Не знаю, чем эти долбанутые скоты с 16-й улицы бодяжат продукт, но меня тянет блевать после каждой вмазки. Та же херня с Марти. Ширнулся, проходят две минуты, и он бежит к толчку звать джинов. Вилли никак не поймет в чем дело, Дезмонд и Куки тоже... да им и до пизды. А кому не до пизды? Педики, торгующие неподалеку, всегда дома, у них всегда при себе, продают всего по десять пакетиков, содержимое которых не упрекнешь ни за качество, ни за количество. Высыпешь из одной фасовки и перед тобой славная белая горка. Гораздо надежнее, нежели мучиться с убогими 2-долларовыми фасовками, коих требуется двенадцать штук на одну нормальную ширку.
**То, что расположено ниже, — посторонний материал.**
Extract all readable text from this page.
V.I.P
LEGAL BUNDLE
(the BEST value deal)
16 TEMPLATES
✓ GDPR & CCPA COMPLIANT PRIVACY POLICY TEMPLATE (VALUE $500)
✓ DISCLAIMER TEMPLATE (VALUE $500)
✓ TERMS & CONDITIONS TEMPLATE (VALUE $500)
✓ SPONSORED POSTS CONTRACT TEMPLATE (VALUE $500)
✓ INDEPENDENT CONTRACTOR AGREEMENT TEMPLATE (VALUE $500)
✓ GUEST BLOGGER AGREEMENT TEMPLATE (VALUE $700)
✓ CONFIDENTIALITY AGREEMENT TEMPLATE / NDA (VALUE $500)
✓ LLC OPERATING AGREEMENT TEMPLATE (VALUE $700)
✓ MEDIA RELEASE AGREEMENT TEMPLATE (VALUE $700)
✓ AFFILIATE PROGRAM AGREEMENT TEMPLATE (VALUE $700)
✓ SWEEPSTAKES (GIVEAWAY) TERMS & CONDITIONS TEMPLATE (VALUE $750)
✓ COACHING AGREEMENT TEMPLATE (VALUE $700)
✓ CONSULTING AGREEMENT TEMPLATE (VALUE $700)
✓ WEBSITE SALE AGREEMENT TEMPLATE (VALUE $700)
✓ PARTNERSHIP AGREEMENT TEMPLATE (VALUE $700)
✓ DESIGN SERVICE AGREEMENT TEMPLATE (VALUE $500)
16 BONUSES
Если бы я заморочился проранжировать точки Манхэттена, как Крейг Клэйборн проранжировал рестораны, претенденты с 16-й улицы и 7-й авеню удостоились бы четырех звездочек. Единственный минус — рвота, но, если разобраться... ничего страшного в том, что тянет блевать, нет, когда перестанешь на сей счет париться. Сейчас даже прикалывает. Я блюю по четыре раза в день, и мне стало нравиться. Зов джинов — новейшая перемена в джанковой жизни. В ближайшее время в «Life» напишут большую статью о блевании, как о супермодной феньке, и скоро среди студентиков распространится новое повальное увлечение.
Рано утром проснулся от собственного вопля. Мне приснился сон, не кошмар, а чудесный сон, который не явился бы мне и за тысячу кайфов. Я плавал в огромном бассейне, все время был под водой, хотя это неважно. По-моему, действие разворачивалось не в наше время, люди были одеты старомодно. И рядом со мной я увидел девушку. Она казалась не особо красивой, но потом, вдруг, она улыбнулась. Я почувствовал, как ее улыбка пришла ко мне, потом жаркие волны окутали меня, пронзили все тело, и на кончиках пальцев проступили цветные блики. До сих пор помню ее лицо, странное европейское лицо с жутко печальными ввалившимися глазами, словно говорящими, что она доселе ни разу не улыбалась. С минуту я обнимал ее, затем она расплакалась и убежала. Ее ждали родители. Я разглядел, что она прихрамывает. А они все вместе залезли в старую машину и поехали прочь. Я очутился на капоте машины с криком, куда ее увозят. Ее везли «домой». Они все время повторяли «дом». Я видел, как она обернулась, пока они продолжали произносить это слово, и проснулся. И весь день я знал, что где-то в моем мире живет невероятная любовь... и мне стало грустно. Мне надо рассказать, но я не могу, она принадлежит лишь мне, а для остальных это всего-навсего эротические фантазии. И я ощутил волшебную боль в венах, пытаясь во всем разобраться. Давным-давно похожие сны снились мне зимой.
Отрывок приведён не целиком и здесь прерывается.